Rupiah kembali terpuruk di hadapan dolar AS pada penutupan perdagangan Selasa (17/12/2024). Hal ini terjadi di tengah penantian rilis hasil Rapat Dewan Gubernur Bank Indonesia (RDG BI) pada Rabu (18/12/2024), khususnya terkait kebijakan moneter tingkat suku bunga acuan.
Melansir data Refinitiv, pada penutupan perdagangan Senin, rupiah melemah hingga 0,41 persen ke level Rp16.060 per dolar AS. Sepanjang hari, nilai tukar rupiah berfluktuasi hingga sentuh level Rp16.000 dan terlemah di posisi Rp16.068. Pelemahan ini adalah yang terdalam sejak 6 Agustus 2024 dengan sebelumnya berada pada posisi Rp16.160 per dolar AS
Seiring dengan pelemahan rupiah pada Senin ini, Indeks Dolar AS (DXY) alami penguatan sebesar 0,04 persen tepat pukul 15.00 WIB di posisi 106,896. Penguatan ini menjadi salah satu faktor utama penekan nilai tukar mata uang Garuda hari ini.
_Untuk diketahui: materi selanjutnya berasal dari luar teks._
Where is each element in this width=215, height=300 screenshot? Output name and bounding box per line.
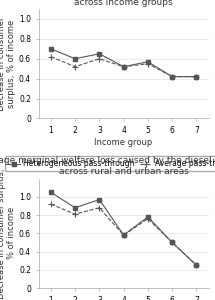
Y-axis label: Decrease in consumer surplus, % of income: Decrease in consumer surplus, % of incom… <box>0 16 16 111</box>
Legend: Heterogeneous pass-through, Average pass-through: Heterogeneous pass-through, Average pass… <box>5 156 215 172</box>
X-axis label: Income group: Income group <box>95 138 153 147</box>
Title: Average marginal welfare loss caused by the diesel tax increase
across income gr: Average marginal welfare loss caused by … <box>0 0 215 7</box>
Title: Average marginal welfare loss caused by the diesel tax increase
across rural and: Average marginal welfare loss caused by … <box>0 156 215 176</box>
Y-axis label: Decrease in consumer surplus, % of income: Decrease in consumer surplus, % of incom… <box>0 168 16 298</box>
Rupiah tertekan oleh penguatan dolar AS dan sikap ‘wait and see’ pelaku pasar menjelang sejumlah data penting. Pasar tengah menantikan kebijakan suku bunga acuan dari bank sentral AS, Federal Reserve (The Fed), yang akan dirilis 19 Desember 2024 serta Bank Indonesia (BI) yang dijadwalkan dirilis 18 Desember 2024.
The Fed diperkirakan akan kembali memangkas suku bunga sebesar 25 basis poin pada pertemuan bulan ini, yang akan menjadi pemotongan ketiga secara berturut-turut sejak September. Dengan demikian, total penurunan mencapai 100 basis poin dalam beberapa bulan terakhir.
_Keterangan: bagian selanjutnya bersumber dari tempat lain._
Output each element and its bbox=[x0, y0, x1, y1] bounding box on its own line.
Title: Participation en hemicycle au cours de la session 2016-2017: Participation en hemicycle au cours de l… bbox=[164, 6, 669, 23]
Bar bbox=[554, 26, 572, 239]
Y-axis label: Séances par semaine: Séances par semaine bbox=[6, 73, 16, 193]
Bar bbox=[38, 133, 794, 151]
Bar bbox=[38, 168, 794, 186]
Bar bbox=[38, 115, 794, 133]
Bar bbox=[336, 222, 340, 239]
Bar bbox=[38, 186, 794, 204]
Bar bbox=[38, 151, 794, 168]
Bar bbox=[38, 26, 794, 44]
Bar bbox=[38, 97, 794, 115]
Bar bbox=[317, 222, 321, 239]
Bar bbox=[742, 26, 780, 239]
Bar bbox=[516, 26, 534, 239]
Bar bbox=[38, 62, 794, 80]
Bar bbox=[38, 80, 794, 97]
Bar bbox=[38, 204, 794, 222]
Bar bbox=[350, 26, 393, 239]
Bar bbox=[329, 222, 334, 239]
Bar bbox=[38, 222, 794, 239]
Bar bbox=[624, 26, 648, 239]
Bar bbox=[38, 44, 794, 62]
Berdasarkan perangkat FedWatch, probabilitas penurunan suku bunga The Fed mencapai 95,4 persen, yang akan membawa suku bunga dana federal ke kisaran 4,25-4,50 persen.
Di sisi lain, Gubernur BI Perry Warjiyo menegaskan bahwa pelemahan rupiah masih lebih terkendali dibandingkan mata uang negara lain di tengah tren penguatan dolar AS. Menurutbya, penguatan dolar ini dipicu oleh sejumlah faktor, termasuk kemenangan Donald Trump dalam pemilihan presiden AS dan meningkatnya defisit fiskal AS hingga 7,7 persen.
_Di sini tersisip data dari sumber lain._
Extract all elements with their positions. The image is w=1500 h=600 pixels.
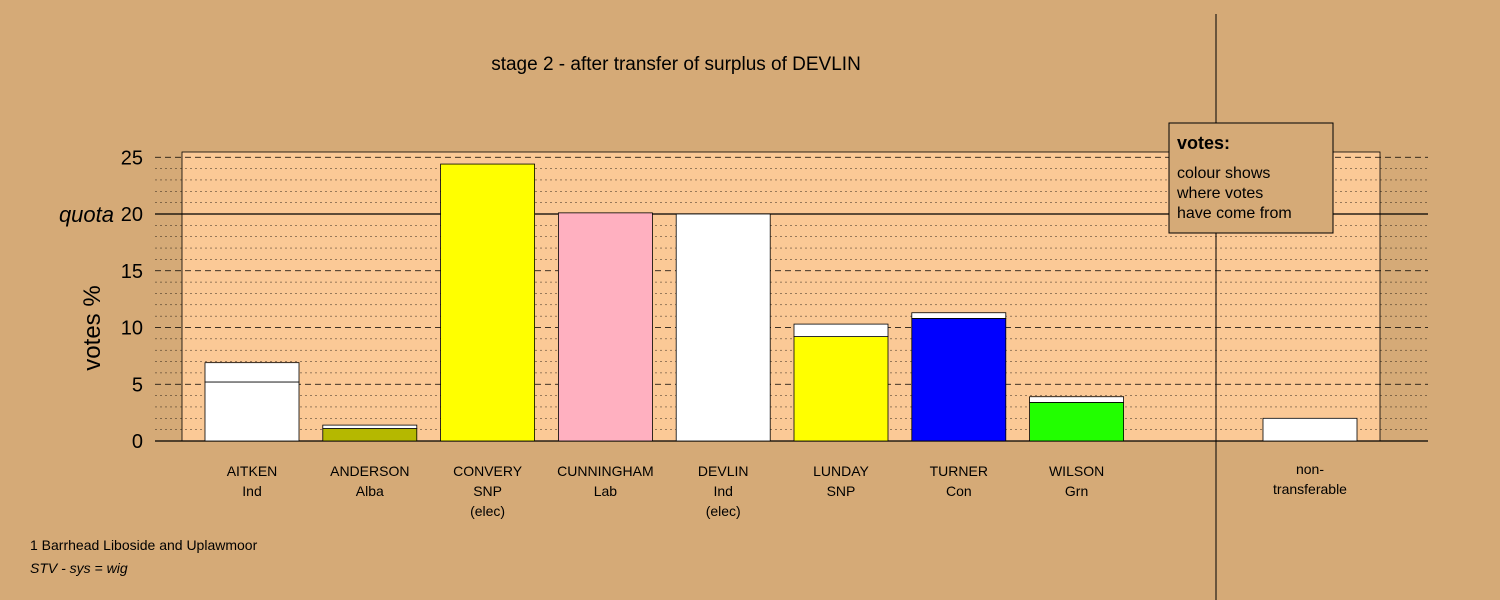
bar-segment xyxy=(1029,396,1124,403)
bar-segment xyxy=(204,362,300,383)
x-tick-label: (elec) xyxy=(706,503,741,519)
x-tick-label: (elec) xyxy=(470,503,505,519)
bar-segment xyxy=(793,323,889,337)
bar-segment xyxy=(322,424,418,429)
bar-segment xyxy=(793,336,889,442)
y-tick-labels: 0 5 10 15 20 25 xyxy=(121,147,143,453)
x-tick-label: TURNER xyxy=(930,463,988,479)
legend-title: votes: xyxy=(1177,133,1230,153)
legend-line-2: where votes xyxy=(1176,185,1263,202)
chart-title: stage 2 - after transfer of surplus of D… xyxy=(491,54,861,75)
x-tick-label: Ind xyxy=(242,483,261,499)
non-transferable-label: transferable xyxy=(1273,481,1347,497)
y-tick-label: 20 xyxy=(121,204,143,226)
x-tick-label: DEVLIN xyxy=(698,463,749,479)
x-tick-label: Ind xyxy=(713,483,732,499)
bar-segment xyxy=(911,312,1007,319)
x-tick-label: SNP xyxy=(473,483,502,499)
x-tick-label: LUNDAY xyxy=(813,463,869,479)
y-tick-label: 5 xyxy=(132,374,143,396)
bar-segment xyxy=(322,428,418,442)
bar-segment xyxy=(911,318,1007,442)
bar-segment xyxy=(440,163,536,442)
y-axis-label: votes % xyxy=(79,285,106,370)
x-category-labels: AITKEN Ind ANDERSON Alba CONVERY SNP (elec) CUN… xyxy=(227,461,1347,519)
x-tick-label: Alba xyxy=(356,483,384,499)
x-tick-label: AITKEN xyxy=(227,463,278,479)
non-transferable-bar xyxy=(1262,417,1358,442)
bar-segment xyxy=(204,381,300,442)
y-tick-label: 25 xyxy=(121,147,143,169)
footer-system: STV - sys = wig xyxy=(30,560,128,576)
quota-label: quota xyxy=(59,202,114,227)
x-tick-label: CUNNINGHAM xyxy=(557,463,653,479)
x-tick-label: CONVERY xyxy=(453,463,523,479)
bar-segment xyxy=(1029,402,1124,442)
legend-box xyxy=(1168,122,1334,234)
bar-segment xyxy=(675,213,771,442)
y-tick-label: 15 xyxy=(121,261,143,283)
bars xyxy=(204,163,1358,442)
x-tick-label: Con xyxy=(946,483,972,499)
legend-line-3: have come from xyxy=(1177,205,1292,222)
legend: votes: colour shows where votes have com… xyxy=(1168,122,1334,234)
x-tick-label: WILSON xyxy=(1049,463,1104,479)
footer-ward: 1 Barrhead Liboside and Uplawmoor xyxy=(30,537,258,553)
x-tick-label: ANDERSON xyxy=(330,463,409,479)
x-tick-label: Lab xyxy=(594,483,618,499)
bar-segment xyxy=(558,212,653,442)
y-tick-label: 0 xyxy=(132,431,143,453)
legend-line-1: colour shows xyxy=(1177,165,1270,182)
y-tick-label: 10 xyxy=(121,318,143,340)
x-tick-label: Grn xyxy=(1065,483,1088,499)
x-tick-label: SNP xyxy=(827,483,856,499)
non-transferable-label: non- xyxy=(1296,461,1324,477)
Defisit yang melebar mendorong pemerintah AS untuk menerbitkan lebih banyak surat utang, yang pada akhirnya menarik arus modal global kembali ke AS (capital reversal). Kondisi ini diperparah oleh tingginya suku bunga di Negeri Paman Sam, yang membuat dolar AS semakin kuat.
“Dolar sebelum Trump terpilih berada pada level 101 terhadap mata uang negara-negara maju, kini telah naik ke 107,” ungkap Perry dalam sebuah seminar nasional baru-baru ini.
Sebagai informasi tambahan, Chief Economist BCA David Sumual mengatakan kondisi rupiah yang melemah hingga di atas level Rp16.000 per dolar AS ini disebabkan oleh kondisi musiman di mana biasanya menjelang akhir tahun akan sedikit mereda karena aktivitas pasar finansial kecenderungan volume yang menurun.
Dengan sentimen tersebut, rupiah ikut tertekan di tengah penguatan dolar AS yang berlanjut, sementara pelaku pasar menantikan arah kebijakan The Fed dan BI yang akan menentukan pergerakan mata uang ke depannya.